The short version: I just tried out the very impressive GitX out of mere curiosity (I’ve always preferred the command line for most SCM interaction, but I had heard great things about GitX and I was curious to see if it lived up to the praise). I was indeed impressed, but after this brief trial the app went straight in the trash. (No fault of the app; it’s just that the command line already presents me with the most efficient, robust interface for almost everything I need to do with an SCM, and gitk comfortably handles the rest.)

I was more than a little surprised and exasperated to see that it had taken ownership of all of my repositories which had a .git extension (in my case, by convention I name all my clones of upstream projects with a .git extension so that I can see at a glance that they’re repos and not just unpacked tarballs). These repositories are first and foremost directories, but GitX had turned them all into opaque, unnavigable, double-clickable "documents".

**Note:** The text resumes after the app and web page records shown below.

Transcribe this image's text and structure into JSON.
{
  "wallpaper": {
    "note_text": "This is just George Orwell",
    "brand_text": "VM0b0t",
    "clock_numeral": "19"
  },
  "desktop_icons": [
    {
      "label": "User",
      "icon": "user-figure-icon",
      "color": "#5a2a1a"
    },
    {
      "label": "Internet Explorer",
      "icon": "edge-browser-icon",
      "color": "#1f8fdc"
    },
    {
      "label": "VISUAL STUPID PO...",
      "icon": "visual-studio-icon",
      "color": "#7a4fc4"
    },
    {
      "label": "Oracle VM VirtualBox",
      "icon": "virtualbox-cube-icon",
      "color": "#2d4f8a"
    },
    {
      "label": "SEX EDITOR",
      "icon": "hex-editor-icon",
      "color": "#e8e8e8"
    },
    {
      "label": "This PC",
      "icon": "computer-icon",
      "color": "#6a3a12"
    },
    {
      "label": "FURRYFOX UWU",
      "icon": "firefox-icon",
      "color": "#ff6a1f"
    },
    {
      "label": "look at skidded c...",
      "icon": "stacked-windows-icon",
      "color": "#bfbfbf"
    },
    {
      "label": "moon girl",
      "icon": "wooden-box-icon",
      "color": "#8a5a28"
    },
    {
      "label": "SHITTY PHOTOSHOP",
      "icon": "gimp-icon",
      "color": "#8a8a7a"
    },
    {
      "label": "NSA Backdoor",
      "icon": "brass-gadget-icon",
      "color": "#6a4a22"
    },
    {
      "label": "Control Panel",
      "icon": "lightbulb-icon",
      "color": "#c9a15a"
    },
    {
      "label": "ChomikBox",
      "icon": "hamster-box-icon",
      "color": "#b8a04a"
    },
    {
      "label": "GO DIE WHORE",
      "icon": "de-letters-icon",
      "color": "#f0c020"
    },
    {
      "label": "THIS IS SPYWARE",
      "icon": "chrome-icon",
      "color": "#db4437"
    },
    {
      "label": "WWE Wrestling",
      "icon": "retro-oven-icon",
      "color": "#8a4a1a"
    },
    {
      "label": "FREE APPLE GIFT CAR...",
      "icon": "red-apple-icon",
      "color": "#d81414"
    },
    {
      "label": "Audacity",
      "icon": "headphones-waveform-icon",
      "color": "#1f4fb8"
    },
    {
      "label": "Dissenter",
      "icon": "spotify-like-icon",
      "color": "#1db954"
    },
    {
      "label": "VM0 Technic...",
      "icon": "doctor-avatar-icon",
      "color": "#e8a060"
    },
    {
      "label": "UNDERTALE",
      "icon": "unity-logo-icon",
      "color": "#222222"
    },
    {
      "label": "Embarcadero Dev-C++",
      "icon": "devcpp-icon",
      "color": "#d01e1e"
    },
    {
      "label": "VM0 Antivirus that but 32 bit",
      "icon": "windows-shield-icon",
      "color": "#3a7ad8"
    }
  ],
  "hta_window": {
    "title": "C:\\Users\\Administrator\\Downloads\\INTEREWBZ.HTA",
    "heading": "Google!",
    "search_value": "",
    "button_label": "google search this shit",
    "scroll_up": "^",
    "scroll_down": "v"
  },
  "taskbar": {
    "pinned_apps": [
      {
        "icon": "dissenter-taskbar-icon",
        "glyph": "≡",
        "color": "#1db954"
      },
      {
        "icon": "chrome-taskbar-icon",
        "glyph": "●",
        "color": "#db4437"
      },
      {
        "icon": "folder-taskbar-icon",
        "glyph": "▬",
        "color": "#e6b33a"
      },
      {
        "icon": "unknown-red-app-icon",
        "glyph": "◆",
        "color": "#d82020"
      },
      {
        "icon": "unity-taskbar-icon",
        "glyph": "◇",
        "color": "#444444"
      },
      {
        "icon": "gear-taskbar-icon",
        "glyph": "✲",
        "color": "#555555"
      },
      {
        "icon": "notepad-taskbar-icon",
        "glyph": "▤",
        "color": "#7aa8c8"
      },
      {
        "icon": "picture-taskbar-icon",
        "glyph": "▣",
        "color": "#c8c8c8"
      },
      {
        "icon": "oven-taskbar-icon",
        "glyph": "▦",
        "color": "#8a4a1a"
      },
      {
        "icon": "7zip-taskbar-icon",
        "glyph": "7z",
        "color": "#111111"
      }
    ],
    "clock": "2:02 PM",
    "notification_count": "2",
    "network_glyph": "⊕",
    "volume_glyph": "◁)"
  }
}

As I explain in the ticket, this is unexpected, all too easily provoked without meaning to, and relatively hard to reverse.

On filing this ticket I notice that I am still not being added as a "watcher" on any ticket that I file on Lighthouse. I filed a ticket about that issue on 20 February, but there was still no satisfactory resolution a week after they’d said they’d "have a developer dig in first thing Monday morning".

And in the background this whole time I had a git bisect session running trying to figure out which commit broke many URLs with trailing slashes on them between Rails 2.2.2 and 2.3.0 RC1.

Poor old Joshua Peek was my number one suspect, seeing as his name is almost invariably the one signing off on sweeping changes to the core functionality of the codebase (very keen, the boy, but I fear a little too enthusiastic). Looks like my suspicions where unjustified. The guilty commit was in fact authored by a guy named Aaron Batalion, and committed by DHH. Plenty of tests included in the patch, but evidently not enough…

All the while I did this I was getting periodic errors from Lighthouse:

I can’t say I particularly like this error message. Apparently, in my infinite clumsiness, I "stumbled" on an error. I think if anything or anyone stumbled, it was evidently Lighthouse itself. I was only clicking on ticket and attachment links.

So, one last bug and I’ll wrap up this post.

On posting the results of my git bisect findings onto Lighthouse, it "helpfully" decided to change the state of my ticket from "new" to "committed". Evidently, this was triggered by something in the text from the output of git bisect. Is this a baked-in Lighthouse bug? Or an overzealous misconfiguration unique to the Rails project? Either way it’s annoying because I don’t have the privileges to undo the incorrect automated state change.

Just one of those days, I guess. Bugs, bugs, bugs.